We might even be better people when we reach the other side.

Wednesday, January 5, 2011

When I Grow Up

I took a brief hiatus from writing during the holidays. No one noticed, but that's OK. I figured that you were on hiatus too. At any rate, all the Christmas hoopla, New Year's hoopla and just general hoopla gave me the chance to think about some things – always a dangerous process. I spent some time thinking about what it's like to be a kid. Parenthetically, I know that some folks out there hate the term “kid” when it refers to human children. I once had a woman become indignant, telling me that they are NOT goats, they are children. Obviously she had never lived with human children or she wouldn't have made that statement.

When we're kids, we spend a lot of time talking and thinking about what and who we'll be when we grow up. When-I-Grow-Up-Land is a magical destination when you're very young. I's the place where you can be in charge of everything. You can have any job you want, wear what you want and if you want to eat ice cream for breakfast, no one will stop you.

Apparently, When-I-Grow-Up-Land doesn't exist. At least I haven't stumbled across it yet.
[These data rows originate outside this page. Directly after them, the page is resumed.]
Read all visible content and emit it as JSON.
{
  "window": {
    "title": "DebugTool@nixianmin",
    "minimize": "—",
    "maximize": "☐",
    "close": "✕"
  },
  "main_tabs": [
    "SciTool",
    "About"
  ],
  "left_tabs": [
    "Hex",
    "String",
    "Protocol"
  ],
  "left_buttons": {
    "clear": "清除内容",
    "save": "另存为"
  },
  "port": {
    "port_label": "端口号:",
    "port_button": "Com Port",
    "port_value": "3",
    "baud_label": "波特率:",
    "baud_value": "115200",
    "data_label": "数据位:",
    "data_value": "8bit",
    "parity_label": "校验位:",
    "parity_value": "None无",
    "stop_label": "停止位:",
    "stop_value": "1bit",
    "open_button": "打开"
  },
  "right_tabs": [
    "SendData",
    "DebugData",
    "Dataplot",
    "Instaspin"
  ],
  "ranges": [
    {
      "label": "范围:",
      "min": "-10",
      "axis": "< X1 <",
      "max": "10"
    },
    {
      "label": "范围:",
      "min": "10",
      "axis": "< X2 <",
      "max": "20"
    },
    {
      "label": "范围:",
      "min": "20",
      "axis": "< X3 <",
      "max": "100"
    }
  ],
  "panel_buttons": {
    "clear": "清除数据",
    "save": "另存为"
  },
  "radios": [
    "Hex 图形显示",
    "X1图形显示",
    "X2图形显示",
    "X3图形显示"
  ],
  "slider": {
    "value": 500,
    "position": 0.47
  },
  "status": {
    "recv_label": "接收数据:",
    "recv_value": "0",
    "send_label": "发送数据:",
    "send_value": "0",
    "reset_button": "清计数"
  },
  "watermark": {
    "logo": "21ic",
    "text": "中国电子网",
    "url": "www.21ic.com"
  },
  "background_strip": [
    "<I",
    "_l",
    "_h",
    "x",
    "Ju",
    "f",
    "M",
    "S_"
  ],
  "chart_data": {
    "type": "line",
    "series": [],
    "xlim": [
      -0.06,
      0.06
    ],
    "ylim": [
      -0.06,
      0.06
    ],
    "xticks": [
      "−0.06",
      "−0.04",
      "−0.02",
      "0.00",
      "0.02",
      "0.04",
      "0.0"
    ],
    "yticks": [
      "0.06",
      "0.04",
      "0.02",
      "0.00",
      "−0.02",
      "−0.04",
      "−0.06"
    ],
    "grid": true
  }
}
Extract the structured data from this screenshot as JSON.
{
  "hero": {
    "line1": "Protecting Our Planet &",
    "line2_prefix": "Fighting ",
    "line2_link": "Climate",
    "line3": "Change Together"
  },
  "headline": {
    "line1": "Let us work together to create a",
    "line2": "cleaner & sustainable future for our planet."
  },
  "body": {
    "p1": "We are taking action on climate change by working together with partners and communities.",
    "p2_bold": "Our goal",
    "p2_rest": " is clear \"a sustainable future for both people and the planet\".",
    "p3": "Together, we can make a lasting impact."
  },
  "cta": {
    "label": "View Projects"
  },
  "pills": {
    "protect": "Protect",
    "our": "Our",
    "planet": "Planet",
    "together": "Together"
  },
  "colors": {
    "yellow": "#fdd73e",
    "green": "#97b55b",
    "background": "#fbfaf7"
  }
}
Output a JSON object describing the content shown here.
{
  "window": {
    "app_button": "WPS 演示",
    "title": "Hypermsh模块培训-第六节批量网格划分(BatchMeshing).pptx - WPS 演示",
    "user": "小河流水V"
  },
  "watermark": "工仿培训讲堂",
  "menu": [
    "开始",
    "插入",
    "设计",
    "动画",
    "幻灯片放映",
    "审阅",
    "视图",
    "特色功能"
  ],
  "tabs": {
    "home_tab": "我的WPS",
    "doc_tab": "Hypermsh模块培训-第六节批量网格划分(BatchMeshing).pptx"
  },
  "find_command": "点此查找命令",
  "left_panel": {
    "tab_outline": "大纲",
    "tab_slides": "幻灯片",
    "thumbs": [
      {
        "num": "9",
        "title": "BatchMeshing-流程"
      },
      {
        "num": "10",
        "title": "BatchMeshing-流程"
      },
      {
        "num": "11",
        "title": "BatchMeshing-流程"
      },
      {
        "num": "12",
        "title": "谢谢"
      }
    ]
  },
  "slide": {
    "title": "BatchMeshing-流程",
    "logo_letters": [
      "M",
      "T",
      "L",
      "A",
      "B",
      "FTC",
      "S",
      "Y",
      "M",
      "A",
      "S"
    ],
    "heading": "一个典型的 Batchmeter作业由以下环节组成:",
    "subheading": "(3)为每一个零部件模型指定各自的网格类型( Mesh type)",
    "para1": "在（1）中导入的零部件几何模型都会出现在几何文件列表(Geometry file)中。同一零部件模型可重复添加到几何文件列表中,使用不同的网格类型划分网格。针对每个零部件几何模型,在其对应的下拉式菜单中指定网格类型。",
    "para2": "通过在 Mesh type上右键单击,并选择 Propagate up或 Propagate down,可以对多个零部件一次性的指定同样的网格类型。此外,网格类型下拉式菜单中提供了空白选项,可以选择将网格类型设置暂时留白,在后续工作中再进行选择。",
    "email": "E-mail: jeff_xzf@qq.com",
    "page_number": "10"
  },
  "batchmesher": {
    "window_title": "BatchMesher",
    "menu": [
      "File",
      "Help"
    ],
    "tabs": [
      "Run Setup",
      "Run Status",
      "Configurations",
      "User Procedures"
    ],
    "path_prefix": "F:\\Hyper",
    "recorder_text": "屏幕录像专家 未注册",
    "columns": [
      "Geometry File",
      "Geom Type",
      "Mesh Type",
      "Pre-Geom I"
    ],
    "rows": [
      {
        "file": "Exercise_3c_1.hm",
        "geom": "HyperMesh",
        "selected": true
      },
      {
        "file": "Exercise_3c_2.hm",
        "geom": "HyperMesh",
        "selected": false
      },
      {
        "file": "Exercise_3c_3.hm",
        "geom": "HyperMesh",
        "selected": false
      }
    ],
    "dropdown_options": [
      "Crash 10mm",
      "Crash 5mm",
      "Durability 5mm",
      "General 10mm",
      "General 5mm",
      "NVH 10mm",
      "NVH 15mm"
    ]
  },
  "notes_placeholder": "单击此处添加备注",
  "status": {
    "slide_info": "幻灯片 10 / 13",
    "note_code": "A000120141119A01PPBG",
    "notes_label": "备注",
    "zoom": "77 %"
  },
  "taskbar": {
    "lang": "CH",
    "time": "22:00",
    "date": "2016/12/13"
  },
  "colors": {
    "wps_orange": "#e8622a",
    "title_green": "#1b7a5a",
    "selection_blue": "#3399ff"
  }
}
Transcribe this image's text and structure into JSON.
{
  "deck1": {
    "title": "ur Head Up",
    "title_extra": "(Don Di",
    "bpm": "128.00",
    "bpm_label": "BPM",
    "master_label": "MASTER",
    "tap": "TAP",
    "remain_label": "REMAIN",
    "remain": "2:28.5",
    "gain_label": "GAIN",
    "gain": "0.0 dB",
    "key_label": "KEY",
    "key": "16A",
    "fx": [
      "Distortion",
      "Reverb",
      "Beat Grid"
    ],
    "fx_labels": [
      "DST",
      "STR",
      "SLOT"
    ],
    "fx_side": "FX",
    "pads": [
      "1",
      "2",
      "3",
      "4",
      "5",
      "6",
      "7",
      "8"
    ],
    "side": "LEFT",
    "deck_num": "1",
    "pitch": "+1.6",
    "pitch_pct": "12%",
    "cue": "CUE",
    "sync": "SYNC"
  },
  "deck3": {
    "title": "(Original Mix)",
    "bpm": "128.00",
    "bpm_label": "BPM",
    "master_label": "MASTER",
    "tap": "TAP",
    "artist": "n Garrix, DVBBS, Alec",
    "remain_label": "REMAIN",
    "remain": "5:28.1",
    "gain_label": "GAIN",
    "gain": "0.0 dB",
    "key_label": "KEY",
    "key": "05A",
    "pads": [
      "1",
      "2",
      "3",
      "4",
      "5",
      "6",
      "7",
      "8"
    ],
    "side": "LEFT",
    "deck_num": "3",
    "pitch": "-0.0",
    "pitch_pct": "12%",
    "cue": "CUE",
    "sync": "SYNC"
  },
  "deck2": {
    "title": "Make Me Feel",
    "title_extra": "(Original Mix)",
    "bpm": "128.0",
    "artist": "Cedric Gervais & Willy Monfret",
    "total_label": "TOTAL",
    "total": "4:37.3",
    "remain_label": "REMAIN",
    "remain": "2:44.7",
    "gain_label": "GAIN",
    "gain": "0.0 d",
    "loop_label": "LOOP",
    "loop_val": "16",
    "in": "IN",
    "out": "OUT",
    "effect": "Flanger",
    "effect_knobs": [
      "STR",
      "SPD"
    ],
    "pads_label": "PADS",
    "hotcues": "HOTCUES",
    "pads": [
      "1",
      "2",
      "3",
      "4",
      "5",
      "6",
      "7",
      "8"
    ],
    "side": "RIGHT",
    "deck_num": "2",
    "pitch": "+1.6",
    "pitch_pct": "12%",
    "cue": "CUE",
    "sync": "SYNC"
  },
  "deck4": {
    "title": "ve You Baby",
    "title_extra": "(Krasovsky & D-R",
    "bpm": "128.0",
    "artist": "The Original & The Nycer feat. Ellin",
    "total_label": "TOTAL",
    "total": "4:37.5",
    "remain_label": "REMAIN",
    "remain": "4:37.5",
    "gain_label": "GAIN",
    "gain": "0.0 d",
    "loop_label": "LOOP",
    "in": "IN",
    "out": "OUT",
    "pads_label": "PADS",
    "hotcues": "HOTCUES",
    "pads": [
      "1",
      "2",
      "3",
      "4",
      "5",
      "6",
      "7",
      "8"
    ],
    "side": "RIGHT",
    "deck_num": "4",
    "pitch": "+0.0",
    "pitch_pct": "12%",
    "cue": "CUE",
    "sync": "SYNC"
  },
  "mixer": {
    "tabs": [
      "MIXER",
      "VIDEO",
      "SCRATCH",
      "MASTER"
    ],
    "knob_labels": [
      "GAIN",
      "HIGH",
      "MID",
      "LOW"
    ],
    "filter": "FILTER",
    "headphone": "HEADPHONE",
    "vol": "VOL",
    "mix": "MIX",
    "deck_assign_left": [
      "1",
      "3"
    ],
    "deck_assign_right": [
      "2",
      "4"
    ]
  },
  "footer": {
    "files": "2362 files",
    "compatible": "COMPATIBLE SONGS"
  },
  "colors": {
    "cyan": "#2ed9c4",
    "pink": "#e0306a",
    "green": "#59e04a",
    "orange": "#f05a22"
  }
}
I still have people who tell me what to do and when it should be done. I have to wear approved clothing because image is important. If I want ice cream, I have to go against the advice of nutritionists and health care professionals. What a drag!

As a child, there were a lot of different things I wanted to be. My father was a military man, so for a very short while, I thought that must be my destiny as well. I quickly realized that my personality wasn't suited to the style and mission of the military. I hate taking orders. I hate not being able to dress in jeans and t-shirts. I also hate the idea of killing or being killed or being told where to stand when it happens (thanks, Max Klinger, for that one).

For a while I had a real interest in science. Maybe being a scientist was my future! Before long, I found that a severe lack of mathematical skills was an impassible barrier for my scientific ambitions. I still love science, particularly the study of outer space and the universe, but other than watching the Discovery Channel, I'm not really active in that milieu.
My interest in music began when I was in junior high school. I took up the acoustic guitar and dreamed of playing in a band. As I grew, I found that there were (and still are) a huge number of people who are much better musicians than I. I still enjoy playing, but the truth is that you'll never hear me playing an acoustic set at your local coffee house unless one of us has lost a bet.

In college, I discovered an interest in and modest talent for writing. No hit songs or great novels have materialized, regardless of my supposed talent. I did use my journalism training in writing a number of items for the community columnist feature of the local newspaper, which is fun and makes you feel like you're important. I'm not a bad writer. I'm just not a great one. There are a lot of those around and not a lot of room for more. It may be that my local newspaper rants and this blog will be the best creative writing I will ever do. If so, then that's the way it is. Like music, writing can be valuable simply because it is enjoyable and allows me to express myself even if no one is listening or reading.

The question facing me now is this: What do I want to be when I grow up? I still don't know. There is another question that I have to answer first. The question is: Do I want to grow up? After all, it's more fun trying new things than being tied down to old ones that leave you no room for exploration and discovery.

For now, there will have to have to be a vacancy in When-I-Grow-Up-Land. I'm still deciding who I am.